10. A handful of countries in the world call football by a different name. America and Canada call it soccer because both countries have an existing sport called American football and Canadian football, respectively.
11. The first-ever international football match recognized by FIFA was played between England and Scotland on November 30, 1872.
12. A well-recognized player, Giuseppe Bergomi, played four World Cups without appearing in any of the qualifiers. The Inter defender played in the 1982, 1986, 1990, and 1998 World Cups. Bergomi joined the squad late in 1982. In 1986, the team qualified as the holders of the trophy. In 1990, Italy was the host. He was called late into the squad in 1998.
13. In contrast to the demands of the game, Kazuyoshi Miura is 53 years old and the oldest football player. He plays in the forward position for Yokohama F.C. for the past 34 years.
14. One of the most outrageous facts about football is that only two footballers in history have scored a goal in every minute of a 90-minute game. Cristiano Ronaldo and Zlatan Ibrahimovic acclaimed this feature.
15. The record for most goals scored by a goalkeeper is with Rogerio Ceni, and the difference between him and the second-position holder is more than double. Ceni scored 131 goals playing for Sao Paulo F.C. and is also among the 10 highest goal scorers of the club.
16. A Romanian club holds the longest unbeaten streak in football history. It stayed unbeaten for 106 matches and won straight five league titles, including the European Cup. The club was undefeated from 1986 to 1989.
17. The former Chelsea and Barca striker, Eidur Gudjohnson, made his debut for Iceland at 17. But he was substituted in the second half by his father, in the rarest incident.
18. During World War II, the World Cup trophy was hidden in a shoebox. Ottorino Barassi hid the box under his bed after taking it out of the Bank of Rome.
19. In contrast to the popularity of football, the match between Thames AFC and Luton Town drew only 469 people in a ground with a capacity of 120,000.
20. The mighty Brazil, the team who has won the World Cup five times, has beaten every team they played against except for Norway and Senegal.
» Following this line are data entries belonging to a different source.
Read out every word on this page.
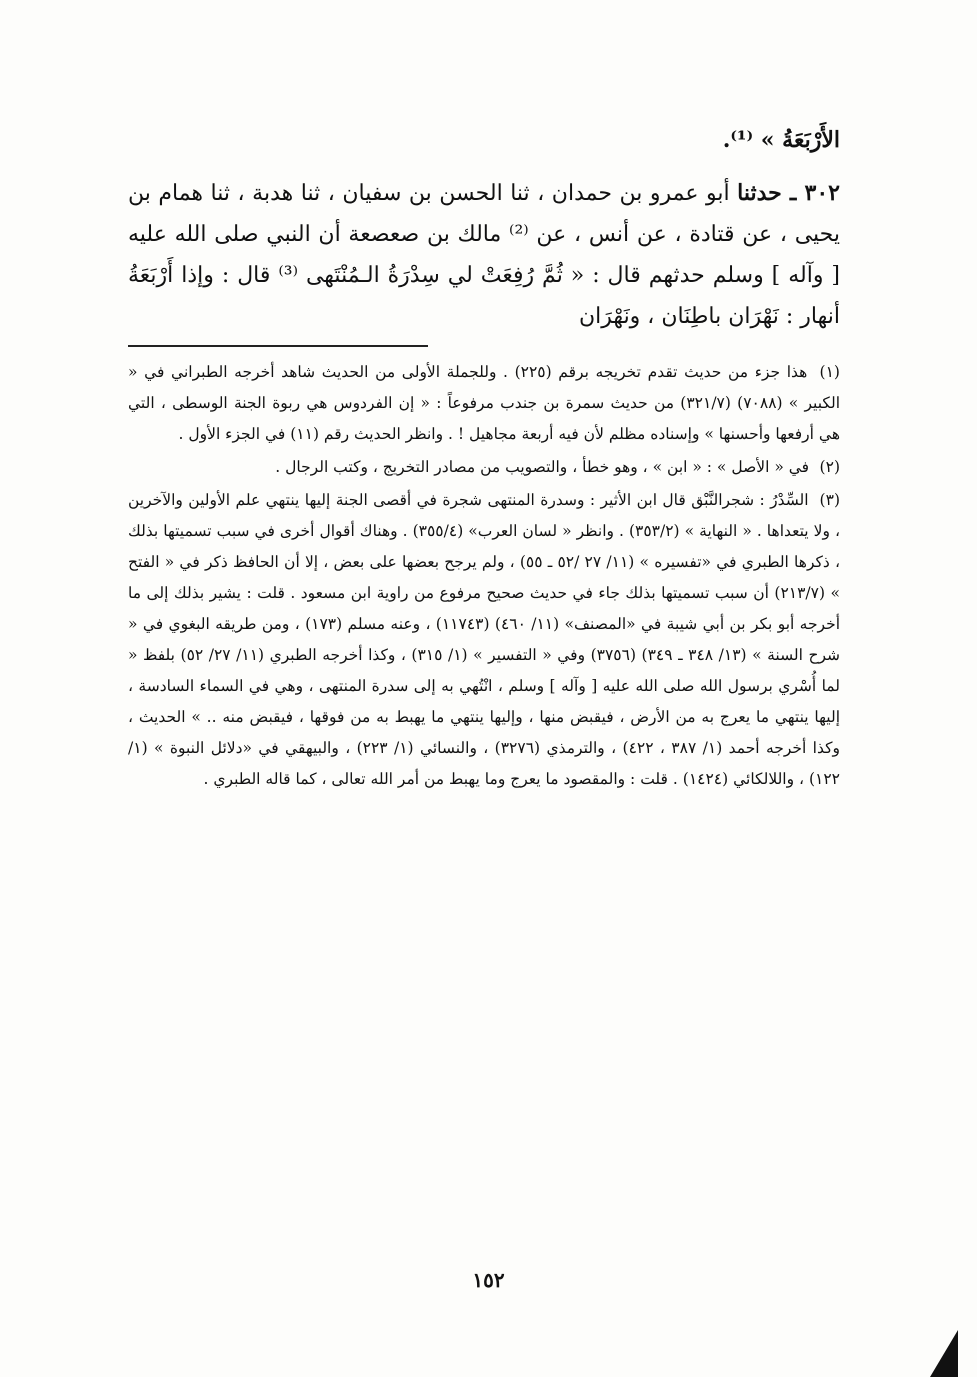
الأَرْبَعَةُ » ⁽¹⁾.

٣٠٢ ـ حدثنا أبو عمرو بن حمدان ، ثنا الحسن بن سفيان ، ثنا هدبة ، ثنا همام بن يحيى ، عن قتادة ، عن أنس ، عن ⁽²⁾ مالك بن صعصعة أن النبي صلى الله عليه [ وآله ] وسلم حدثهم قال : « ثُمَّ رُفِعَتْ لي سِدْرَةُ الـمُنْتَهى ⁽³⁾ قال : وإذا أَرْبَعَةُ أنهار : نَهْرَان باطِنَان ، ونَهْرَان

(١) هذا جزء من حديث تقدم تخريجه برقم (٢٢٥) . وللجملة الأولى من الحديث شاهد أخرجه الطبراني في « الكبير » (٧٠٨٨) (٣٢١/٧) من حديث سمرة بن جندب مرفوعاً : « إن الفردوس هي ربوة الجنة الوسطى ، التي هي أرفعها وأحسنها » وإسناده مظلم لأن فيه أربعة مجاهيل ! . وانظر الحديث رقم (١١) في الجزء الأول .

(٢) في « الأصل » : « ابن » ، وهو خطأ ، والتصويب من مصادر التخريج ، وكتب الرجال .

(٣) السِّدْرُ : شجرالنَّبْق قال ابن الأثير : وسدرة المنتهى شجرة في أقصى الجنة إليها ينتهي علم الأولين والآخرين ، ولا يتعداها . « النهاية » (٣٥٣/٢) . وانظر « لسان العرب» (٣٥٥/٤) . وهناك أقوال أخرى في سبب تسميتها بذلك ، ذكرها الطبري في «تفسيره » (١١/ ٢٧ /٥٢ ـ ٥٥) ، ولم يرجح بعضها على بعض ، إلا أن الحافظ ذكر في « الفتح » (٢١٣/٧) أن سبب تسميتها بذلك جاء في حديث صحيح مرفوع من راوية ابن مسعود . قلت : يشير بذلك إلى ما أخرجه أبو بكر بن أبي شيبة في «المصنف» (١١/ ٤٦٠) (١١٧٤٣) ، وعنه مسلم (١٧٣) ، ومن طريقه البغوي في « شرح السنة » (١٣/ ٣٤٨ ـ ٣٤٩) (٣٧٥٦) وفي « التفسير » (١/ ٣١٥) ، وكذا أخرجه الطبري (١١/ ٢٧/ ٥٢) بلفظ « لما أُسْري برسول الله صلى الله عليه [ وآله ] وسلم ، انْتُهي به إلى سدرة المنتهى ، وهي في السماء السادسة ، إليها ينتهي ما يعرج به من الأرض ، فيقبض منها ، وإليها ينتهي ما يهبط به من فوقها ، فيقبض منه .. » الحديث ، وكذا أخرجه أحمد (١/ ٣٨٧ ، ٤٢٢) ، والترمذي (٣٢٧٦) ، والنسائي (١/ ٢٢٣) ، والبيهقي في «دلائل النبوة » (١/ ١٢٢) ، واللالكائي (١٤٢٤) . قلت : والمقصود ما يعرج وما يهبط من أمر الله تعالى ، كما قاله الطبري .

١٥٢
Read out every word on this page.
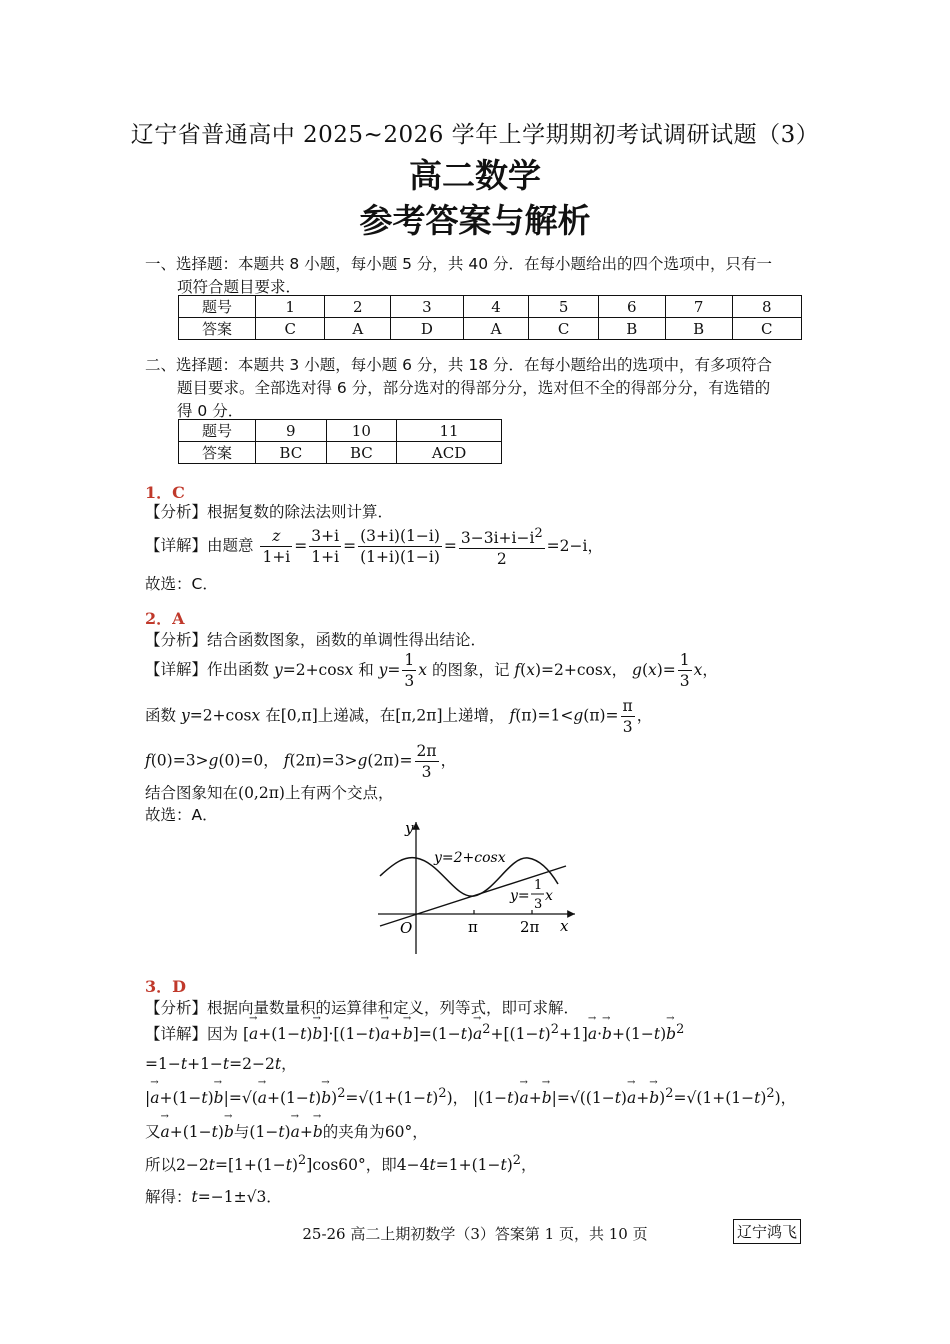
辽宁省普通高中 2025~2026 学年上学期期初考试调研试题（3）
高二数学
参考答案与解析
一、选择题：本题共 8 小题，每小题 5 分，共 40 分．在每小题给出的四个选项中，只有一
项符合题目要求．
题号	1	2	3	4	5	6	7	8
答案	C	A	D	A	C	B	B	C
二、选择题：本题共 3 小题，每小题 6 分，共 18 分．在每小题给出的选项中，有多项符合
题目要求。全部选对得 6 分，部分选对的得部分分，选对但不全的得部分分，有选错的
得 0 分．
题号	9	10	11
答案	BC	BC	ACD
1．C
【分析】根据复数的除法法则计算．
【详解】由题意 $\frac{z}{1+i} = \frac{3+i}{1+i} = \frac{(3+i)(1-i)}{(1+i)(1-i)} = \frac{3-3i+i-i^2}{2} =2-i$，
故选：C．
2．A
【分析】结合函数图象，函数的单调性得出结论．
【详解】作出函数 y=2+cosx 和 $y= \frac{1}{3}$ x 的图象，记 f(x)=2+cosx， $g(x)= \frac{1}{3}$ x，
函数 y=2+cosx 在[0,π]上递减，在[π,2π]上递增， $f(\pi)=1<g(\pi)= \frac{\pi}{3}$ ，
f(0)=3>g(0)=0， $f(2\pi)=3>g(2\pi)= \frac{2\pi}{3}$ ，
结合图象知在(0,2π)上有两个交点，
故选：A．
y
x
O	π	2π
y=2+cosx
y=
1
3
x
3．D
【分析】根据向量数量积的运算律和定义，列等式，即可求解．
【详解】因为 [→ $a+(1-t)\to b]\cdot[(1-t)\to a+\to b]=(1-t)\to a^2+[(1-t)^2+1]\to a\cdot\to b+(1-t)\to b^2$
=1−t+1−t=2−2t，
|→ $a+(1-t)\to b|=√(\to a+(1-t)\to b)^2=√(1+(1-t)^2)$， $|(1-t)\to a+\to b|=√((1-t)\to a+\to b)^2=√(1+(1-t)^2)$，
又→ a+(1−t)→ b与(1−t)→ a+→ b的夹角为60°，
所以$2-2t=[1+(1-t)^2]\cos 60^\circ$，即$4-4t=1+(1-t)^2$，
解得：t=−1±√3．
25-26 高二上期初数学（3）答案第 1 页，共 10 页	辽宁鸿飞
21. Robert Prosinecki holds a unique record for scoring World Cup goals for two different countries. In 1990, he scored for Yugoslavia and for Croatia in 1998.
22. Oleg Salenko won the Golden Boot after scoring six goals for his team, despite the fact that they were eliminated from the group stage, in the 1994 World Cup. Also, those were the only goals Oleg ever scored in his international career.